Почувствовав мой взгляд, следопыт смутился, закашлялся, кивнул на журнал и робко спросил:

— Ничего, что я без спроса?.. Можно?

— Да сколько хочешь, друг! На здоровье!

— Спасибо, друг!.. — Следопыт протянул мне большую черную ладонь: — Мухаммед!

— Мартын!

Со стороны рукопожатие напоминало агитационный плакат, призывающий к дружбе народов. Я поспешил внести в нее дополнительную лепту:

— Как будет по-арабски подарок?

— Ѓадие.

Я залез в сумку, вытащил оттуда стопку «Кавалеров» и отдал их Мухаммеду:

— Держи! Это — ѓадие! От меня и от моих друзей!

Мухаммед прижал руку к сердцу и произнес сдержанно, но с чувством: «Спасибо, брат!» У него были большие страшные глаза с желтоватыми белками. Мы попили кофе. Следопыт подхватил журналы и начал откланиваться. Еще раз поблагодарил за подарок. Теперь, сказал он, я желанный гость в любом шатре племени Аль-Азазме, живущего по обе стороны границы. Надо только сказать, что от Мухаммеда.

Следопыт ушел. Я улегся обратно в койку. В безнадежной духоте этого дня я хотел бы признаться, любовь моя, что, хотя я и выучил только что полезную арабскую пословицу: ид-диния зай хъяра — йом фи-идак, йом фи тизак («жизнь что огурец: сегодня в руках, а завтра в жопе») и профессионально рад новому приобретению, мне бесконечно грустно. Устал я что-то.

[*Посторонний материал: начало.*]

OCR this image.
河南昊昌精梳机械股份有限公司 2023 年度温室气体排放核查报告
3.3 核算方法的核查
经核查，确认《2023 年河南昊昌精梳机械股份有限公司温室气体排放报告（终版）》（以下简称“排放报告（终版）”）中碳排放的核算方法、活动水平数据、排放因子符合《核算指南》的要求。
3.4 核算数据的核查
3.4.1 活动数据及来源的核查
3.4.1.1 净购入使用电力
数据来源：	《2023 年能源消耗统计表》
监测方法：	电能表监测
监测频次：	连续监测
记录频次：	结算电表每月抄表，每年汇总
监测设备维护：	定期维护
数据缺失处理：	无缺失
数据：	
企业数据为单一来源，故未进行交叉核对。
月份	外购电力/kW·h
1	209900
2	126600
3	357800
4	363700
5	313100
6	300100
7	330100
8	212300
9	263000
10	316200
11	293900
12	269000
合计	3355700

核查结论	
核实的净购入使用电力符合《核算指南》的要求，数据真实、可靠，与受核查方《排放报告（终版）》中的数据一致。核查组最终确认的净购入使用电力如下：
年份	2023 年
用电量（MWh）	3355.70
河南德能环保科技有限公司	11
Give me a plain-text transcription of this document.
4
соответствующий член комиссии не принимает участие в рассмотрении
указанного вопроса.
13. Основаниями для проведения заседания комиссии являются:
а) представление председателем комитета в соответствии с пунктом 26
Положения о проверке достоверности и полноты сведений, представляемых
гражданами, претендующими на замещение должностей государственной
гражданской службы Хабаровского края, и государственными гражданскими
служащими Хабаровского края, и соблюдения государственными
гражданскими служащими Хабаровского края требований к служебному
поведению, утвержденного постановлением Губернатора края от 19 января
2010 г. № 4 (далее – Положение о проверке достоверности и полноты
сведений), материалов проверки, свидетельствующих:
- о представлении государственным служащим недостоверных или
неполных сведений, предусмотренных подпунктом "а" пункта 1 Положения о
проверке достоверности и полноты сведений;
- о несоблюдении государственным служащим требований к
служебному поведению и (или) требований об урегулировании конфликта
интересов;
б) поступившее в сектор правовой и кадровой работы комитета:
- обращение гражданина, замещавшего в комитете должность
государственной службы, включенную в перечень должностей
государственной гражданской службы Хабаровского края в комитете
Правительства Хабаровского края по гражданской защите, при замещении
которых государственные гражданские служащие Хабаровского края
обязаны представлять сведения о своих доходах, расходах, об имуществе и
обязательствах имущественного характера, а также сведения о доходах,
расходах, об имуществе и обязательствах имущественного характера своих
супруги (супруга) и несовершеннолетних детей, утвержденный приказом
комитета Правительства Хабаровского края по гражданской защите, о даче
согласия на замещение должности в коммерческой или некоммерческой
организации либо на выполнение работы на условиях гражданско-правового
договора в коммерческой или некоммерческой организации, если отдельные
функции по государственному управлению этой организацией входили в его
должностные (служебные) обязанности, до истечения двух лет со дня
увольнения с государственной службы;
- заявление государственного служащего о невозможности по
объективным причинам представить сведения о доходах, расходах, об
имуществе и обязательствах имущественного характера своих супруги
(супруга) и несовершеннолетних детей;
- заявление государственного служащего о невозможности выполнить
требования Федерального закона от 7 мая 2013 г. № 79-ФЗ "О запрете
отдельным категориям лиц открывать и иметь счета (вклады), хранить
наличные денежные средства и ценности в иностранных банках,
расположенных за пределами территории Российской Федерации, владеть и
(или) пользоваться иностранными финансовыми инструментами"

В юности я недоумевал и возмущался: почему Мастер заслужил не свет, а какой-то дурацкий, никому не нужный покой? Теперь-то я понимаю, что он удостоился самой высшей награды. Я корыстолюбиво прикидываю: если Мастеру дали покой, на что может рассчитывать Переводчик?

Сегодня ночью, любовь моя, я читал Библию и много думал. Я понял, что мне никогда не даст покоя одно место в тринадцатом стихе первой главы Экклезиаста:

И предал я сердце мое, чтобы исследовать и испытывать мудростию все, что делается под небом: это тяжелое занятие дал Бог сынам человеческим, чтобы они упражнялись в нем.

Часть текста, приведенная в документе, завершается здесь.